Experiments involve observations, and I have a few. First, the experiment is far from over – I am only beginning to scratch the surface of what appear to be deep and profound resonances between my previous engagements with Indigenous resistance and resurgence and settler colonial theory, and the wide world of carceral studies. However, more than revealing how much I do not yet know (a constant of academic life!), I am already seeing answers arise to pressing questions. For example, there has been a long and trenchant debate among historians regarding Patrick Wolfe’s contention that settler colonisers strive for the ‘elimination’ of the Indigenous peoples – as many historians have pointed out, it seems an over-reach to say that Indigenous people are targeted only for erasure in settler colonies when many Indigenous communities played key roles in providing labour that could fill gaps in nascent industry in fisolated areas.
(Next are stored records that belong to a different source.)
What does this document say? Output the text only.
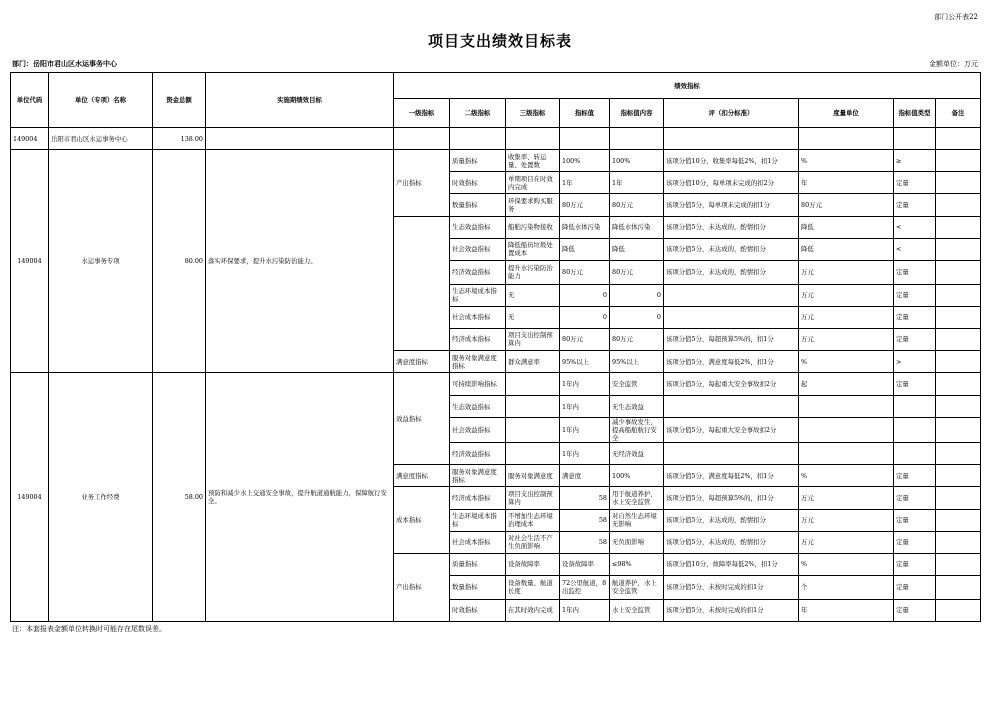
部门公开表22
项目支出绩效目标表
部门：岳阳市君山区水运事务中心	金额单位：万元
单位代码	单位（专项）名称	资金总额	实施期绩效目标	绩效指标								
				一级指标	二级指标	三级指标	指标值	指标值内容	评（扣分标准）	度量单位	指标值类型	备注
149004	岳阳市君山区水运事务中心	138.00										
149004	水运事务专项	80.00	落实环保要求，提升水污染防治能力。	产出指标	质量指标	收集率、转运量、处置数	100%	100%	该项分值10分，收集率每低2%，扣1分	%	≥	
					时效指标	单期项目在时效内完成	1年	1年	该项分值10分，每单项未完成的扣2分	年	定量	
					数量指标	环保要求购买服务	80万元	80万元	该项分值5分，每单项未完成的扣1分	80万元	定量	
					生态效益指标	船舶污染物接收	降低水体污染	降低水体污染	该项分值5分，未达成的，酌情扣分	降低	<	
					社会效益指标	降低船员垃圾处置成本	降低	降低	该项分值5分，未达成的，酌情扣分	降低	<	
					经济效益指标	提升水污染防治能力	80万元	80万元	该项分值5分，未达成的，酌情扣分	万元	定量	
					生态环境成本指标	无	0	0		万元	定量	
					社会成本指标	无	0	0		万元	定量	
					经济成本指标	项目支出控制预算内	80万元	80万元	该项分值5分，每超预算5%的，扣1分	万元	定量	
				满意度指标	服务对象满意度指标	群众满意率	95%以上	95%以上	该项分值5分，满意度每低2%，扣1分	%	>	
149004	业务工作经费	58.00	预防和减少水上交通安全事故，提升航道通航能力，保障航行安全。	效益指标	可持续影响指标		1年内	安全监管	该项分值5分，每起重大安全事故扣2分	起	定量	
					生态效益指标		1年内	无生态效益				
					社会效益指标		1年内	减少事故发生，提高船舶航行安全	该项分值5分，每起重大安全事故扣2分			
					经济效益指标		1年内	无经济效益				
				满意度指标	服务对象满意度指标	服务对象满意度	满意度	100%	该项分值5分，满意度每低2%，扣1分	%	定量	
				成本指标	经济成本指标	项目支出控制预算内	58	用于航道养护，水上安全监管	该项分值5分，每超预算5%的，扣1分	万元	定量	
					生态环境成本指标	不增加生态环境治理成本	58	对自然生态环境无影响	该项分值5分，未达成的，酌情扣分	万元	定量	
					社会成本指标	对社会生活不产生负面影响	58	无负面影响	该项分值5分，未达成的，酌情扣分	万元	定量	
				产出指标	质量指标	设备故障率	设备故障率	≤98%	该项分值10分，故障率每低2%，扣1分	%	定量	
					数量指标	设备数量、航道长度	72公里航道，8出监控	航道养护，水上安全监管	该项分值5分，未按时完成的扣1分	个	定量	
					时效指标	在其时效内完成	1年内	水上安全监管	该项分值5分，未按时完成的扣1分	年	定量	
注：本套报表金额单位转换时可能存在尾数误差。
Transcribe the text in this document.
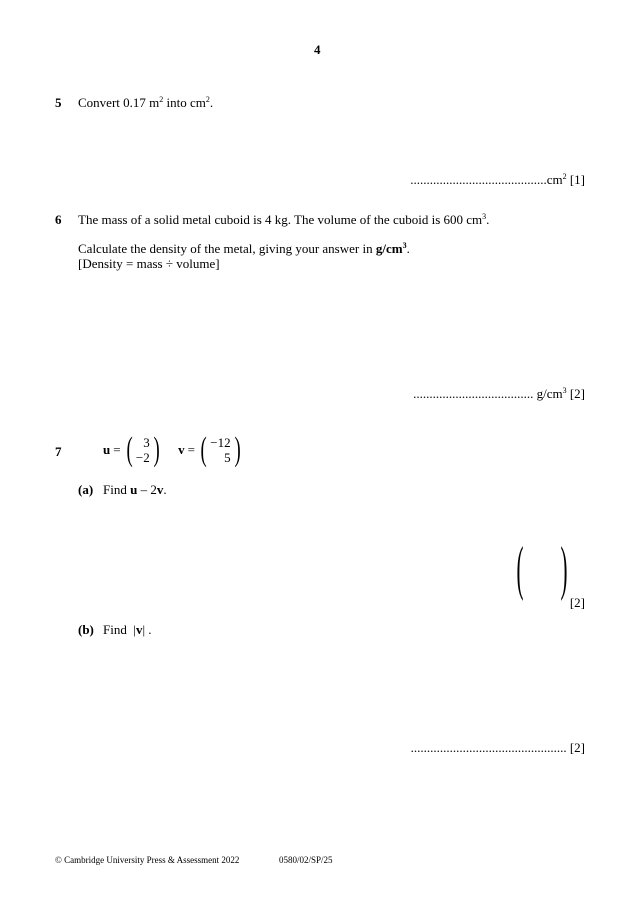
4
5 Convert 0.17 $m^2$ into $cm^2$.
$..........................................cm^2$ [1]
6 The mass of a solid metal cuboid is 4 kg. The volume of the cuboid is 600 $cm^3$.
Calculate the density of the metal, giving your answer in $g/cm^3$.
[Density = mass ÷ volume]
..................................... $g/cm^3$ [2]
7	u = ( 3
−2 ) v = ( −12
5 )
(a) Find u – 2v.
( )
[2]
(b) Find  |v| .
................................................ [2]
© Cambridge University Press & Assessment 2022	0580/02/SP/25
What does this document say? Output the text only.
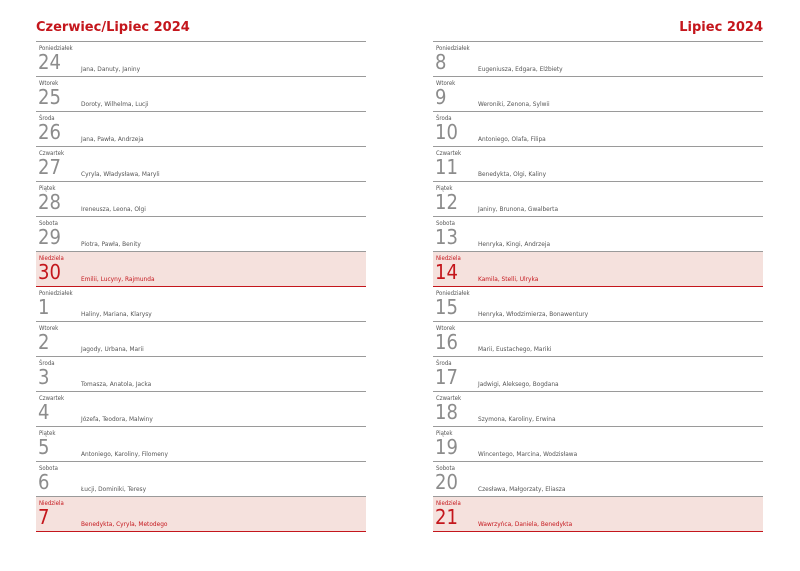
Czerwiec/Lipiec 2024
Poniedziałek
24	Jana, Danuty, Janiny
Wtorek
25	Doroty, Wilhelma, Lucji
Środa
26	Jana, Pawła, Andrzeja
Czwartek
27	Cyryla, Władysława, Maryli
Piątek
28	Ireneusza, Leona, Olgi
Sobota
29	Piotra, Pawła, Benity
Niedziela
30	Emilii, Lucyny, Rajmunda
Poniedziałek
1	Haliny, Mariana, Klarysy
Wtorek
2	Jagody, Urbana, Marii
Środa
3	Tomasza, Anatola, Jacka
Czwartek
4	Józefa, Teodora, Malwiny
Piątek
5	Antoniego, Karoliny, Filomeny
Sobota
6	Łucji, Dominiki, Teresy
Niedziela
7	Benedykta, Cyryla, Metodego
Lipiec 2024
Poniedziałek
8	Eugeniusza, Edgara, Elżbiety
Wtorek
9	Weroniki, Zenona, Sylwii
Środa
10	Antoniego, Olafa, Filipa
Czwartek
11	Benedykta, Olgi, Kaliny
Piątek
12	Janiny, Brunona, Gwalberta
Sobota
13	Henryka, Kingi, Andrzeja
Niedziela
14	Kamila, Stelli, Ulryka
Poniedziałek
15	Henryka, Włodzimierza, Bonawentury
Wtorek
16	Marii, Eustachego, Mariki
Środa
17	Jadwigi, Aleksego, Bogdana
Czwartek
18	Szymona, Karoliny, Erwina
Piątek
19	Wincentego, Marcina, Wodzisława
Sobota
20	Czesława, Małgorzaty, Eliasza
Niedziela
21	Wawrzyńca, Daniela, Benedykta
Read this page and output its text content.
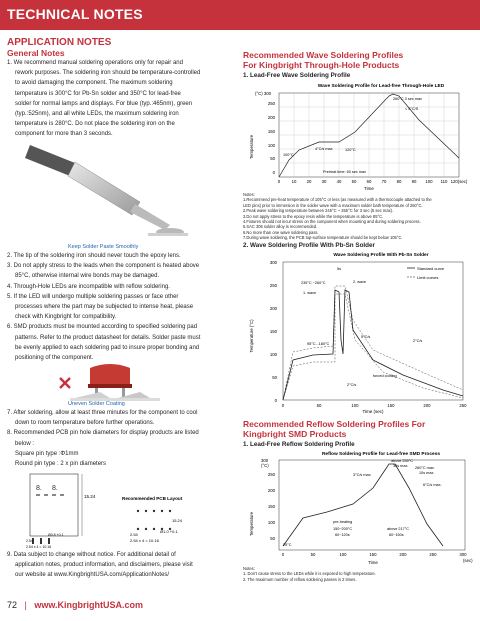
TECHNICAL NOTES
APPLICATION NOTES
General Notes
1. We recommend manual soldering operations only for repair and
rework purposes. The soldering iron should be temperature-controlled
to avoid damaging the component. The maximum soldering
temperature is 300°C for Pb-Sn solder and 350°C for lead-free
solder for normal lamps and displays. For blue (typ.:465nm), green
(typ.:525nm), and all white LEDs, the maximum soldering iron
temperature is 280°C. Do not place the soldering iron on the
component for more than 3 seconds.
Keep Solder Paste Smoothly
2. The tip of the soldering iron should never touch the epoxy lens.
3. Do not apply stress to the leads when the component is heated above
85°C, otherwise internal wire bonds may be damaged.
4. Through-Hole LEDs are incompatible with reflow soldering.
5. If the LED will undergo multiple soldering passes or face other
processes where the part may be subjected to intense heat, please
check with Kingbright for compatibility.
6. SMD products must be mounted according to specified soldering pad
patterns. Refer to the product datasheet for details. Solder paste must
be evenly applied to each soldering pad to insure proper bonding and
positioning of the component.
Uneven Solder Coating
7. After soldering, allow at least three minutes for the component to cool
down to room temperature before further operations.
8. Recommended PCB pin hole diameters for display products are listed
below :
Square pin type :Φ1mm
Round pin type : 2 x pin diameters
8. 8.
15.24	Recommended PCB Layout
15.24
2.54
Ø1.0 +0.1
2.54 x 4 = 10.16
Ø0.8 +0.1
2.54
2.54 x 4 = 10.16
9. Data subject to change without notice. For additional detail of
application notes, product information, and disclaimers, please visit
our website at www.KingbrightUSA.com/ApplicationNotes/
72 | www.KingbrightUSA.com
Recommended Wave Soldering Profiles
For Kingbright Through-Hole Products
1. Lead-Free Wave Soldering Profile
Wave Soldering Profile for Lead-free Through-Hole LED
(°C) 300
250
200
150
100
50
0
Temperature
0	10 20 30 40 50 60 70 80 90 100 110 120(sec)
Time
260°C 3 sec max
< 5°C/S
4°C/s max
100°C
120°C
Preheat time: 60 sec max
Notes:
1.Recommend pre-heat temperature of 105°C or less (as measured with a thermocouple attached to the
LED pins) prior to immersion in the solder wave with a maximum solder bath temperature of 260°C.
2.Peak wave soldering temperature between 245°C ~ 255°C for 3 sec (5 sec max).
3.Do not apply stress to the epoxy resin while the temperature is above 85°C.
4.Fixtures should not incur stress on the component when mounting and during soldering process.
5.SAC 305 solder alloy is recommended.
6.No more than one wave soldering pass.
7.During wave soldering, the PCB top-surface temperature should be kept below 105°C.
2. Wave Soldering Profile With Pb-Sn Solder
Wave Soldering Profile With Pb-Sn Solder
Temperature (°C)
300
250
200
150
100
50
0
0	50	100	150	200	250
Time (sec)
Standard curve
Limit curves
5s
235°C ~260°C
1. wave
2. wave
95°C...180°C
2°C/s
5°C/s
forced cooling
2°C/s
Recommended Reflow Soldering Profiles For
Kingbright SMD Products
1. Lead-Free Reflow Soldering Profile
Reflow Soldering Profile for Lead-free SMD Process
300
(°C)
Temperature
250
200
150
100
50
0	50	100	150	200	250	300
(sec)
Time
above 255°C
30s max. 260°C max.
10s max.
3°C/s max.
6°C/s max.
pre-heating
150~200°C
60~120s
above 217°C
60~150s
25°C
Notes:
1. Don't cause stress to the LEDs while it is exposed to high temperature.
2. The maximum number of reflow soldering passes is 2 times.
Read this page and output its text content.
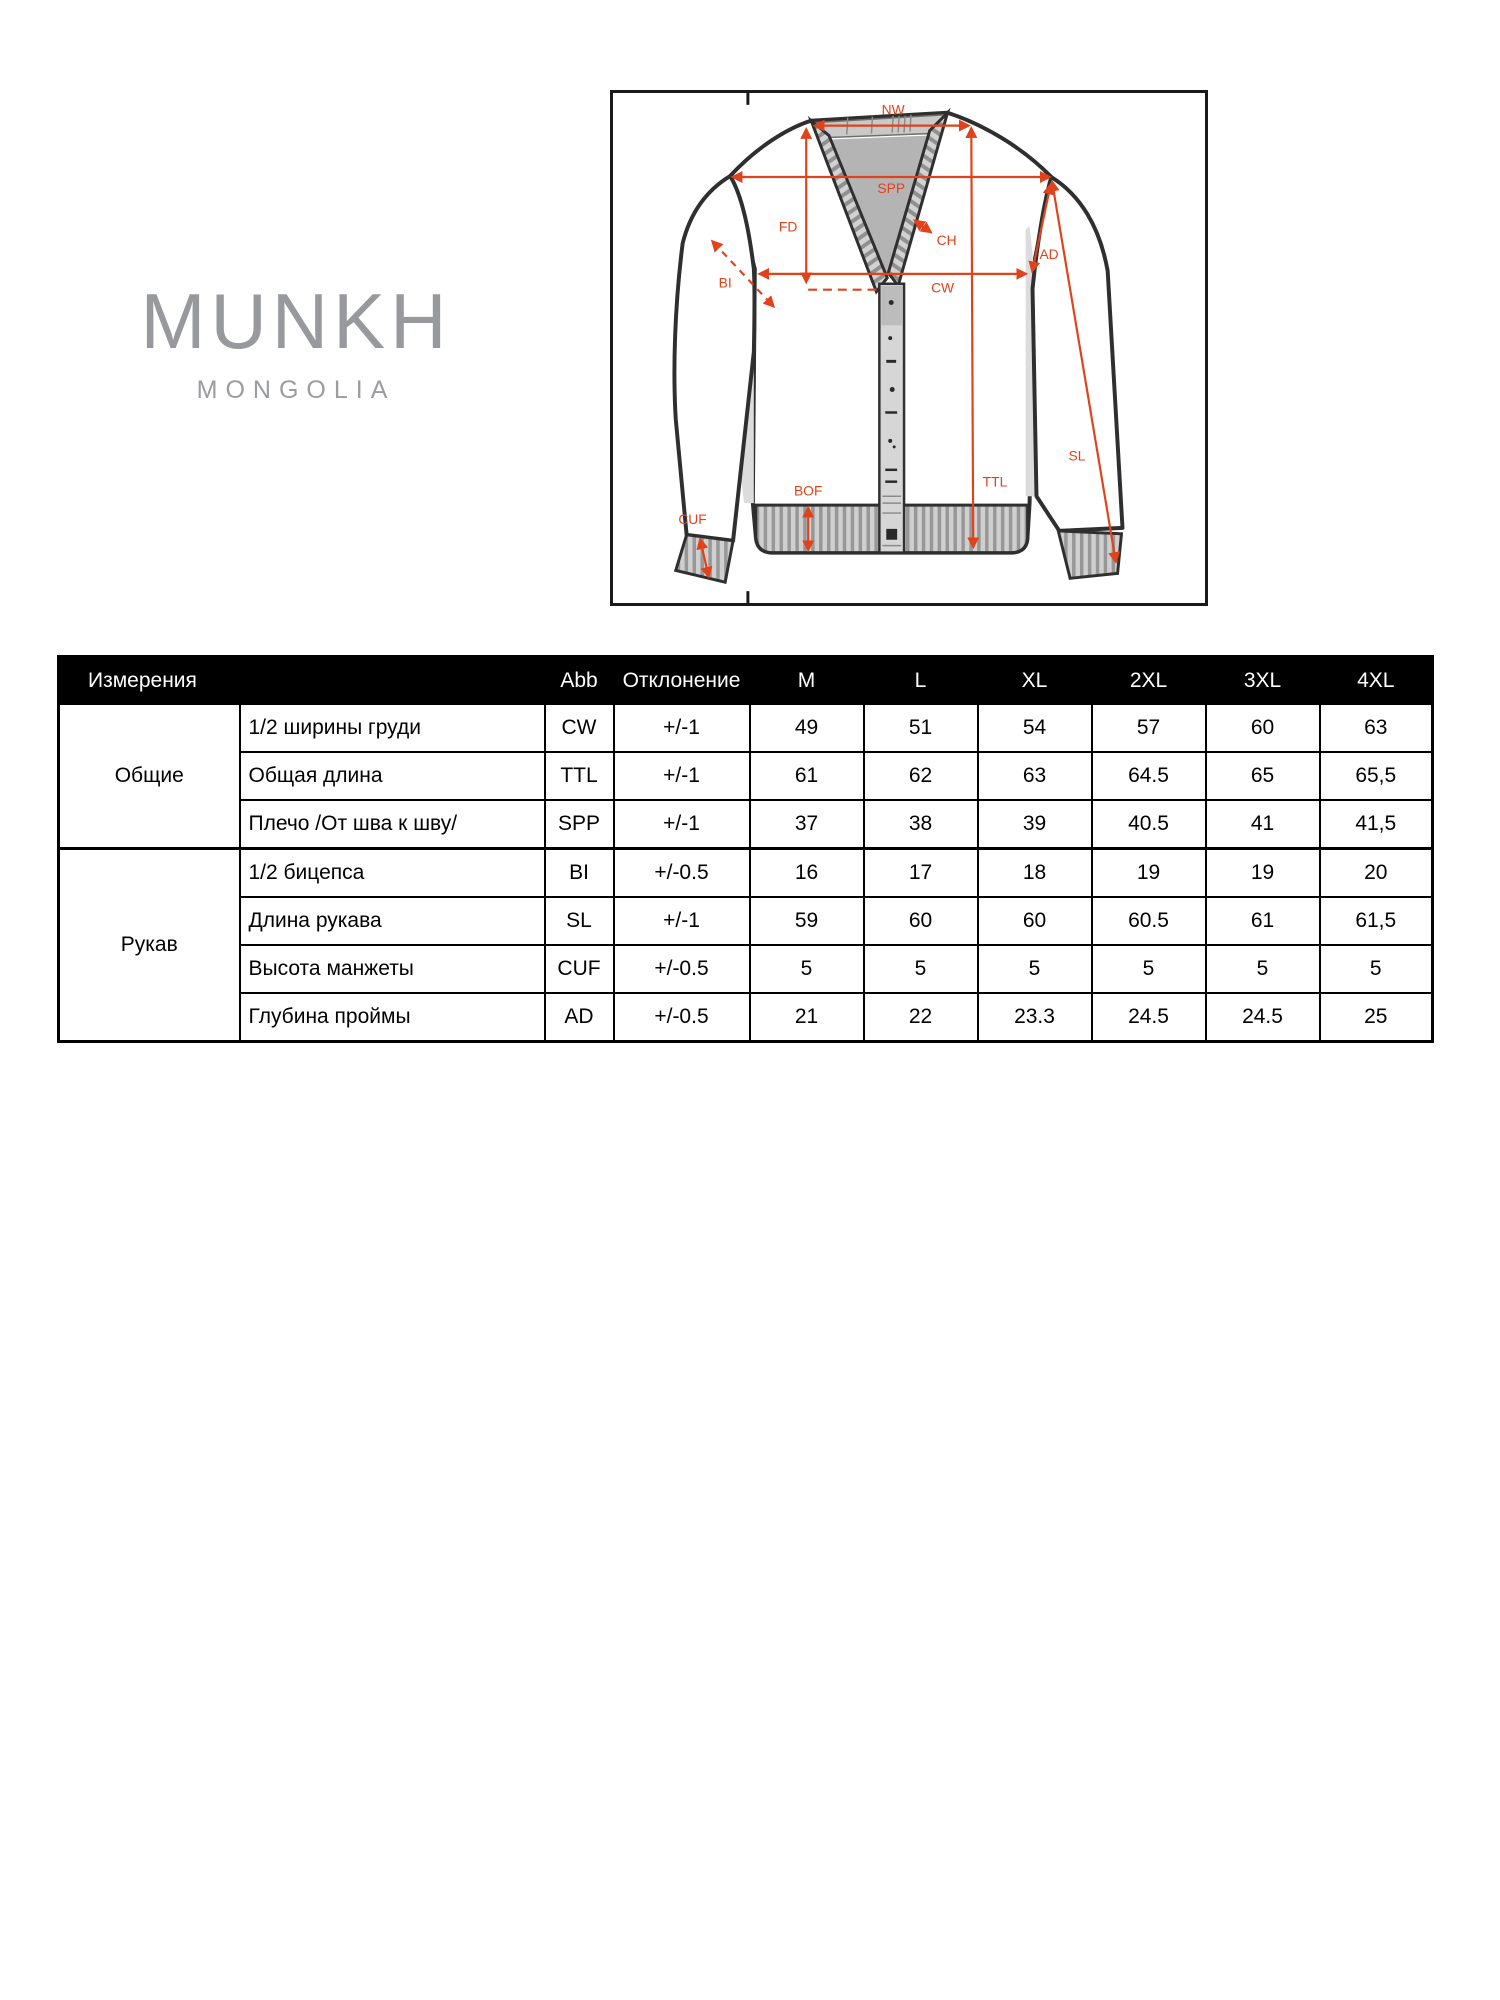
MUNKH
MONGOLIA
NW
SPP
FD
CH
BI	CW
AD
TTL
SL
BOF
CUF
Измерения		Abb	Отклонение	M	L	XL	2XL	3XL	4XL
Общие	1/2 ширины груди	CW	+/-1	49	51	54	57	60	63
	Общая длина	TTL	+/-1	61	62	63	64.5	65	65,5
	Плечо /От шва к шву/	SPP	+/-1	37	38	39	40.5	41	41,5
Рукав	1/2 бицепса	BI	+/-0.5	16	17	18	19	19	20
	Длина рукава	SL	+/-1	59	60	60	60.5	61	61,5
	Высота манжеты	CUF	+/-0.5	5	5	5	5	5	5
	Глубина проймы	AD	+/-0.5	21	22	23.3	24.5	24.5	25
One can point to fish canneries on the Pacific Coast, construction work in early 20th century New York City, and many other examples of this sort of situation. But what if, rather than thinking of communities being ‘sustained’ rather than eliminated – that is, integral even if colonised by capital – we instead think of Indigenous bodies being incarcerated in a series of interlocking spaces? What if the prison, the reserve, the residential school, the sanitarium for TB patients, the cannery for Indigenous workers, and other spaces like this are all constructed for the same purpose: to eliminate indigeneity (if not Indigenous bodies) by restricting Indigenous relationships to land and to other Indigenous nations? What if ‘incarceration’ in this context isn’t designed to separate Indigenous peoples from settler society, but from themselves? It seems to me, the more that I think through carcerality, indigeneity and settler colonialism, that a far more nuanced picture emerges of how settler societies try to weaken and eliminate Indigenous communities – and likewise, we also gain new insights into how whiteness works to incarcerate many kinds of social difference. And if we understand these processes more fully, across time and space, we may develop clearer idea of what to do about them in the present. Not every experiment results in such a conclusion, but I am committed to continuing the process until I reach one.